6. Uit de gebezigde bewijsmiddelen blijkt dat het hof ten aanzien van het onder 1 bewezen verklaarde feit het volgende heeft vastgesteld. De verdachte heeft op de advertentiewebsite ‘marktplaats.nl’ onder verschillende valse namen een groot aantal advertenties geplaatst waarin hij diverse concertkaarten (bewijsmiddelen 1, 4, 6, 8, 9, 10, 11, 12, 13, 14, 15, 16, 17, 19, 20, 21, 22, 25, 28, 29, 30, 31, 33, 34 en 35) en hartslagmeters (bewijsmiddelen 23 en 26) te koop heeft aangeboden. Belangstellenden hebben op deze advertenties gereageerd op de door de verdachte in zijn advertenties opgegeven e-mailadressen, die correspondeerden met de door hem gebruikte valse namen. De kopers kwamen met de verdachte een prijs overeen voor de levering van de desbetreffende goederen. Vervolgens heeft de verdachte met deze kopers afgesproken dat zij eerst het overeengekomen geldbedrag moesten overmaken naar een door de verdachte opgegeven bankrekeningnummer. Daarna zou de verdachte de goederen per gewone post dan wel aangetekend aan hen toezenden. Aan deze verplichting heeft de verdachte in geen van de bewezen verklaarde gevallen voldaan. De kopers hebben verschillende keren getracht nakoming van hun koopovereenkomsten te bewerkstelligen. De verdachte heeft per e-mail op hun pogingen gereageerd en daarbij verschillende redenen opgegeven voor het feit dat hij de goederen nog niet had geleverd: de verdachte zou op vakantie zijn, hij zou niet thuis zijn dan wel niet in Nederland zijn (bewijsmiddelen 10, 14, 20, 21 en 24), de verdachte zou problemen met zijn computer hebben (bewijsmiddelen 15, 16 en 30), de verdachte zou het geld niet hebben ontvangen dan wel zou er een verkeerd rekeningnummer zijn gebruikt (bewijsmiddelen 19, 25, 26, 29 en 30). Uiteindelijk heeft de verdachte niet meer gereageerd op de pogingen van de kopers om met hem in contact te komen, terwijl geen van hen de betaalde goederen geleverd heeft gekregen. Uit onderzoek is gebleken dat de door de verdachte opgegeven bankrekeningnummers op naam stonden van de verdachte zelf (bewijsmiddelen 3, 5, 18, 19 en 37).

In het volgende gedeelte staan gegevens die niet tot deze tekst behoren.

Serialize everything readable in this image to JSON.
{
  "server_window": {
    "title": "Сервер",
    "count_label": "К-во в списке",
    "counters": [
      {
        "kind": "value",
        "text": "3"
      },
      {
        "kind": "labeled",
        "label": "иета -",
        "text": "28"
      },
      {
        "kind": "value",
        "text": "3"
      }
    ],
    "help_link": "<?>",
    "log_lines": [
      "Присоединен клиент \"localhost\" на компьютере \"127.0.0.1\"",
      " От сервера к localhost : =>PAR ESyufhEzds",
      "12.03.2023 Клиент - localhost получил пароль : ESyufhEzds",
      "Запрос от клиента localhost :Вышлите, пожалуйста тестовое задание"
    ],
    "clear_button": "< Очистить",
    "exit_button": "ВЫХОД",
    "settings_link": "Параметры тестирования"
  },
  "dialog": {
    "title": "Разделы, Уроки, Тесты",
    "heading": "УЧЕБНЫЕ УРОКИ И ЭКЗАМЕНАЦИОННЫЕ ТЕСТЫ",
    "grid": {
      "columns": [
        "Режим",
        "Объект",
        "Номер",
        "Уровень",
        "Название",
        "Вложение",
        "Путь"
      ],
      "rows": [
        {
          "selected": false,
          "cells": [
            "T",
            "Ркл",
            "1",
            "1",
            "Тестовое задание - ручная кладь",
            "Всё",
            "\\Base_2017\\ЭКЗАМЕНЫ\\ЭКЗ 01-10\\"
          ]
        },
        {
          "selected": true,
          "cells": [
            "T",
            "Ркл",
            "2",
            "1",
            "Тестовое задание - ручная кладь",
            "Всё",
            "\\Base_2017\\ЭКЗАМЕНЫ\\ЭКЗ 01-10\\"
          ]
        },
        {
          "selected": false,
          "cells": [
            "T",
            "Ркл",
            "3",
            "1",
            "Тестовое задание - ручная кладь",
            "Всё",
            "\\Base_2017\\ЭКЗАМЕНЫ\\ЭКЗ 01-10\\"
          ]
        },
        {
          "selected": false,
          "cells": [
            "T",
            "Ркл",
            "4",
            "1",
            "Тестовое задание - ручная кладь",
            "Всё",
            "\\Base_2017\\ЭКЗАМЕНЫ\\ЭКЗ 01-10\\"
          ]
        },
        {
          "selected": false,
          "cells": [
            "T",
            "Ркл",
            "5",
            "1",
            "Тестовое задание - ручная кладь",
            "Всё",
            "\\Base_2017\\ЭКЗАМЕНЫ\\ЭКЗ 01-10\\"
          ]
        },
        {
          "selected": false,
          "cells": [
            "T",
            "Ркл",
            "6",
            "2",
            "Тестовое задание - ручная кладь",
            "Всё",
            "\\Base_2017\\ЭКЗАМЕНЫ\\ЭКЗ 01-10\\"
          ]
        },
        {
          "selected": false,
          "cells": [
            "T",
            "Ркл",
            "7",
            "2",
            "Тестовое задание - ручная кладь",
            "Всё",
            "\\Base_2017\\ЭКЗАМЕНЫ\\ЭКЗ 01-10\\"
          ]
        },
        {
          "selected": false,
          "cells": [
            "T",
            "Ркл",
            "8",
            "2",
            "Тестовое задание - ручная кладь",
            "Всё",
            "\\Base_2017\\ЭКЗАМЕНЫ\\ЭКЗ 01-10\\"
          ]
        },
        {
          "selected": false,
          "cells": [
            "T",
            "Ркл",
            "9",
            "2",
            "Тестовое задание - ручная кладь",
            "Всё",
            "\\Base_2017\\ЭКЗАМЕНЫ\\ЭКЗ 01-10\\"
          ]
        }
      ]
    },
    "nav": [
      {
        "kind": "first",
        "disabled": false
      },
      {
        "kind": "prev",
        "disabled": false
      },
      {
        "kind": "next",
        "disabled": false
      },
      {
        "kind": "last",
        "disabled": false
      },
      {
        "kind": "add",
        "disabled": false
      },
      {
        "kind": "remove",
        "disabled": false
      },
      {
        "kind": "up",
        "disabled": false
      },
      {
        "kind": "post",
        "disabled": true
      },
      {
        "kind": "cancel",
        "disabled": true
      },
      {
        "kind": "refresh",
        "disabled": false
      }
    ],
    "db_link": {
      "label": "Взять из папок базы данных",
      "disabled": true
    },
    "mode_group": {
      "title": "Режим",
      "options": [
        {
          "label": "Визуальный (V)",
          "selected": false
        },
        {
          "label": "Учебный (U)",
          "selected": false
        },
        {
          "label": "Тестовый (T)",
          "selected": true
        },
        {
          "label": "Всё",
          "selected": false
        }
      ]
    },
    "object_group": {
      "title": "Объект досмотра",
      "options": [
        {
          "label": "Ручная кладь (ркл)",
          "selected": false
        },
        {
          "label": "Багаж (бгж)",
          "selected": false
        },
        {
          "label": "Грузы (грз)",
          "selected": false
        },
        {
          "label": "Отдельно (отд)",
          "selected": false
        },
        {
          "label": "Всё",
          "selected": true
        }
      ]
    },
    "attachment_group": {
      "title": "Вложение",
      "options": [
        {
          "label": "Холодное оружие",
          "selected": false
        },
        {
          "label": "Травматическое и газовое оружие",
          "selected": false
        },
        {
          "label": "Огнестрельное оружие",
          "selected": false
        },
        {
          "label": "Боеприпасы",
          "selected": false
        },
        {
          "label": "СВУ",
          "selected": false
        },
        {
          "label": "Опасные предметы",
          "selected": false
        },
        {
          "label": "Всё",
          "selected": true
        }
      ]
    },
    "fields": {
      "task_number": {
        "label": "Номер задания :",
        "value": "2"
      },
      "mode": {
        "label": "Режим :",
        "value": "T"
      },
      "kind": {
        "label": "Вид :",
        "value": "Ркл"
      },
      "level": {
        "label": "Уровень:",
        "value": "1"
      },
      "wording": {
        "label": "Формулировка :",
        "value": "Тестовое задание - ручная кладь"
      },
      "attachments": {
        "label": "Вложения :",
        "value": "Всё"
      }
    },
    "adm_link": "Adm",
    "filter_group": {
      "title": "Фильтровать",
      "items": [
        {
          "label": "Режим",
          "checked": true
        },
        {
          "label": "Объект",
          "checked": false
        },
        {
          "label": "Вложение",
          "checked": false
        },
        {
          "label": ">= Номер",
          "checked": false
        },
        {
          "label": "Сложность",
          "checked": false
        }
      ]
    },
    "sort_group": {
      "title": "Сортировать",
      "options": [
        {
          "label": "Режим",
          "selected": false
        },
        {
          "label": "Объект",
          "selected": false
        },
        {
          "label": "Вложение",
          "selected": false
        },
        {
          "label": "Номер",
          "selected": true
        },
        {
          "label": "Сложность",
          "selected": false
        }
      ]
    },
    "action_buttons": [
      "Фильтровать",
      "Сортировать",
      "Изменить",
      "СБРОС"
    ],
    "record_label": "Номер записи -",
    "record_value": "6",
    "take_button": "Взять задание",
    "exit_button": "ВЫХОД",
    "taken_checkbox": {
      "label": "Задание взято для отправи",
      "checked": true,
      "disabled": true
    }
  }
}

7. Zoals blijkt uit de op de terechtzitting in hoger beroep van 9 januari 2014 overgelegde pleitnotities, heeft de raadsman van de verdachte betoogd dat de verdachte dient te worden vrijgesproken van het onder 1 ten laste gelegde feit, aangezien hetgeen de verdachte wordt verweten geen oplichting oplevert.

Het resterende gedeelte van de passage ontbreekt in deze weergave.